I can talk openly about making mistakes and introducing bugs. Because any issue I created in software was done unwillingly and unknowingly.
Show me a software engineer that hasn't created any bug and I will show you a liar!
In the past, I used to stay up at night and beat myself up because on the day I discovered that I introduced a bug somewhere, and it made it into production. Or I made a mistake, and it was costly. Next day I would go back to work, being mentally exhausted and going at it again, writing more code, fixing more issues and probably introducing the occasional issues as well.
These days I work with teams to prevent those issues from happening and minimise the impact that any issue causes into production. Testing, any sort of automation, observability and a lot of other practices help with that. Software Delivery Lifecycle is a passion of mine.
Over the years, the way I deal with failure and the way I react when I discover I made a mistake in my job has changed dramatically, and it pushed me forward. Hopefully talking openly about my own journey will help some of you to get there faster than I did. Because I did take my time with this!
This is what I used to do when I discovered an issue I introduced in code:
- I was so stressed about it that I couldn't properly focus on finding a fast and correct solution. I put so much pressure on myself in those moments that for a brief time being rational just flew out of the window.

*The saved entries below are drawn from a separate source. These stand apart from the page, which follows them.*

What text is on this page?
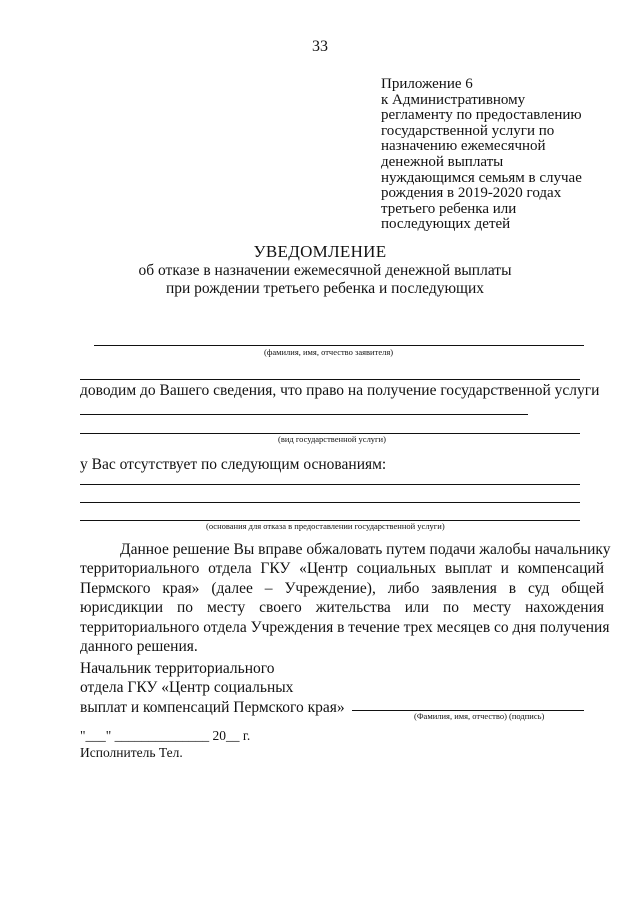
33
Приложение 6
к Административному
регламенту по предоставлению
государственной услуги по
назначению ежемесячной
денежной выплаты
нуждающимся семьям в случае
рождения в 2019-2020 годах
третьего ребенка или
последующих детей
УВЕДОМЛЕНИЕ
об отказе в назначении ежемесячной денежной выплаты
при рождении третьего ребенка и последующих
(фамилия, имя, отчество заявителя)
доводим до Вашего сведения, что право на получение государственной услуги
(вид государственной услуги)
у Вас отсутствует по следующим основаниям:
(основания для отказа в предоставлении государственной услуги)
Данное решение Вы вправе обжаловать путем подачи жалобы начальнику
территориального отдела ГКУ «Центр социальных выплат и компенсаций
Пермского края» (далее – Учреждение), либо заявления в суд общей
юрисдикции по месту своего жительства или по месту нахождения
территориального отдела Учреждения в течение трех месяцев со дня получения
данного решения.
Начальник территориального
отдела ГКУ «Центр социальных
выплат и компенсаций Пермского края»
(Фамилия, имя, отчество) (подпись)
"___" ______________ 20__ г.
Исполнитель Тел.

- I took it very personally. How could I dare introduce a bug? Why did I not think about this? Now when I think about it, this sort of attitude was pretty absurd, and not rational. Who am I to think that I cannot make mistakes? If you want to skip the part when you are doing something wrong then most likely you need to skip the work all-together, because accept it, you will make mistakes!
- I was ashamed and I beat myself up over anything, no matter how small. Not very productive.
And this is where I am now with my thinking:
- Unwillingly and unknowingly a logic error or something contextual will come into play, and things will go slightly sideways sometimes. Accept it, own up to it, take responsibility. Speak up when you discover it and make sure that everyone in the team is fully aware so that a fix can be worked on and all focus is on remediation.
- When an issue is discovered, especially in production, after you have fixed it, spend appropriate time to understand how the issue happened. Why it hasn't been caught up in time? Take this opportunity to improve testing in this area. Make sure that everyone working on that area of the code has much better chances of not introducing another issue.
- Especially if the issue is long run, think about how it could have been caught sooner. What sort of monitoring and observability do you need to put in place? Make the alerting more granular and aggressive if needs be.
- Fully analyse the impact and communicate clearly with the business on what happened and how the team can prevent this from happening again.
- If the issue occurred because of an assumption that was made, especially if the assumption was not documented, take this opportunity to document that assumption and validate it with the business stakeholders. Any assumption should be properly reflected in tests, tests are your living documentation. Name your tests so explicitly so that any new team member can understand the business logic from tests alone.
- When you fix an issue pay extra attention that no regression is introduced, that can happen especially in the rush of things. Make sure that you don't modify existing tests unless they are actually wrong or if they make the wrong assumption. Add new tests to cover what you just fixed.
One of the most important things that I learned over the years, and it applies not only to software, is to accept that we do make mistakes, especially when we deal with challenging situations, when we learn, when we grow, when we try!
So what can we do about it? We can try and fix much more than we ever break!